En 2022, la profession infirmière était l’une des professions les plus en tension en France. En cause notamment, des conditions de travail qui se dégradent, cruellement mises en lumière lors de la crise Covid, et qui soit poussent les professionnels à quitter le métier, soit font fuir les candidats potentiels. Selon une récente étude de l’Organisation de coopération et de développement économiques (OCDE), le métier attire moins les jeunes au sein de ses pays membres. C’est dans ce contexte, à l’occasion du Salon infirmier*, qui dédie pour la première année un espace au bien-être des soignants, Infirmiers.com et la plateforme Emploi Soignant ont souhaité sonder la perception de ces professionnels sur leurs conditions de travail. Notre enquête révèle ainsi que, au total, près de 85% des répondants s’en disent insatisfaits, toutes spécialités et modes d’exercice confondues.
Le manque de reconnaissance, facteur numéro 1
Comme première explication à ce sentiment, les infirmiers avancent le manque de reconnaissance, qui continue de nuire à la profession. Ils sont ainsi 92,6% à déclarer que leur travail n’est pas suffisamment reconnu ni valorisé. La rémunération, notamment, est jugée insuffisante, pour 83,5% d’entre eux, et ce malgré les différentes mesures de revalorisation adoptées par le gouvernement (Ségur de la santé, revalorisations des heures de nuit et de week-end…). L’autre point noir est lié à l’organisation du travail, en particulier dans les établissements, qu’ils soient privés ou publics : horaires inadaptés (pour près de 27% des répondants), manque de personnel, dont manque de personnels compétents, surtout au regard de la charge importante de travail, ou encore tâches parfois mal définies. Les répondants listent enfin des relations problématiques ou un manque de communication avec la hiérarchie (14,8%), des lourdeurs administratives ou encore du matériel ne permettant pas des prises en charge de qualité. Par ailleurs, en libéral, certains professionnels dénoncent également une perte de pouvoir d’achat – les tarifs n’ont pas évolué depuis 2009 et les revalorisations concédées sur les indemnités forfaitaires de déplacement (IFD) sont loin de compenser l’inflation – mais aussi des difficultés avec les autres professionnels de santé, en particulier pour obtenir des ordonnances bien rédigées.

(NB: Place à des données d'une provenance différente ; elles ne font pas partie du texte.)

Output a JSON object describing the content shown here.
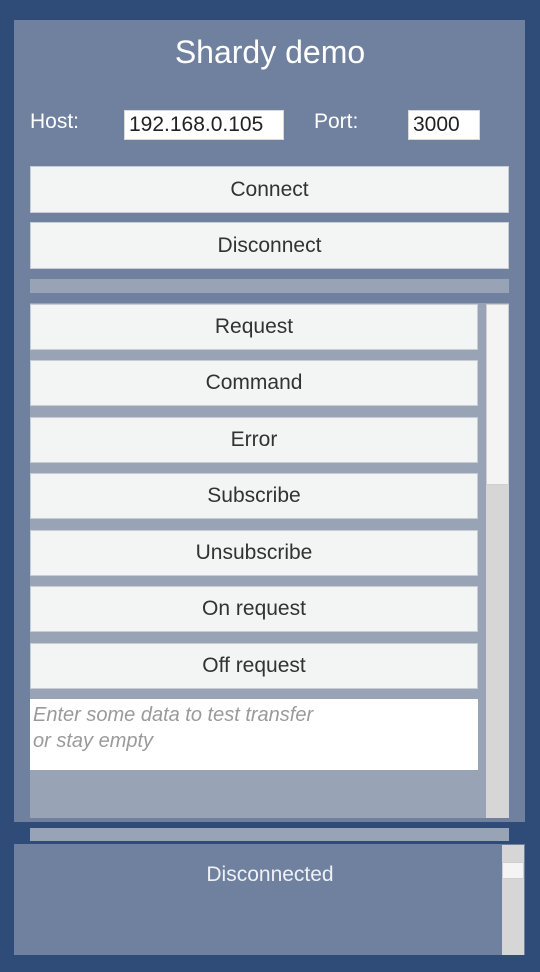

Le salaire et l'organisation des services, principaux critères de choix d'un emploi
Or rémunération et organisation des services constituent les premiers facteurs déterminants du choix d’un emploi, révèle l’enquête. Ils sont ainsi 81,6% à placer le salaire en tête de ces éléments. Les missions à réaliser et les horaires sont aussi mis en avant, par respectivement 58,6% et 54,6% des répondants. Quant aux aspects jugés gratifiants, ils portent essentiellement sur le relationnel, qu’il soit lié au travail en équipe ou aux relations nouées avec les patients et leur entourage. Certains citent également « la satisfaction d’être utile ».
Près d'un quart prêts à raccrocher la blouse dans les 5 ans
Conséquence de ce décalage entre les attentes et les réalités du métier, le maintien des professionnels sur le long terme n’est pas assuré. Ils ne sont ainsi qu’un quart (24,3%) à assurer vouloir continuer à l’exercer jusqu’à la fin de leur carrière. Parallèlement, ils sont dans une même proportion à déclarer envisager déjà de quitter la profession (23,8%). Le reste des répondants évoquent, quant à eux, la possibilité de changer de métier dans les prochaines années, à hauteur de 22,5% dans un délai de 5 ans ou de 19,1% dans un délai de 2 ou 3 ans.
Ceux qui veulent d’ores et déjà cesser d’exercer pointent, entre autres, un « stress » trop important, « une charge mentale qui se dégrade » et qui a, pour certains, des répercussions directes sur leur vie de famille, ou encore « la violence des patients ». Car la sécurité des soignants s’impose de plus en plus comme un autre enjeu majeur. Fin octobre 2023, le gouvernement diffusait ainsi un plan contenant 42 mesures, dont l’aggravation des sanctions pénales contre les auteurs de violences faites aux professionnels de santé, afin d’apporter des réponses à cette problématique.
L’enquête a réuni 563 réponses, l’essentiel des répondants (94%) étant en poste. Dans le détail :
- 74% d’entre eux exercent depuis plus de 10 ans, 17,3% entre 5 et 10 ans, et 6,7% entre 1 et 4 ans.
- La majorité (65%) a entre 41 et 60 ans.
- En termes de mode d’exercice, 63% indiquent travailler en libéral, 20% dans le public, et 11% dans le privé. Le reste exerce soit en association, en laboratoire ou encore en tant qu’intérimaires.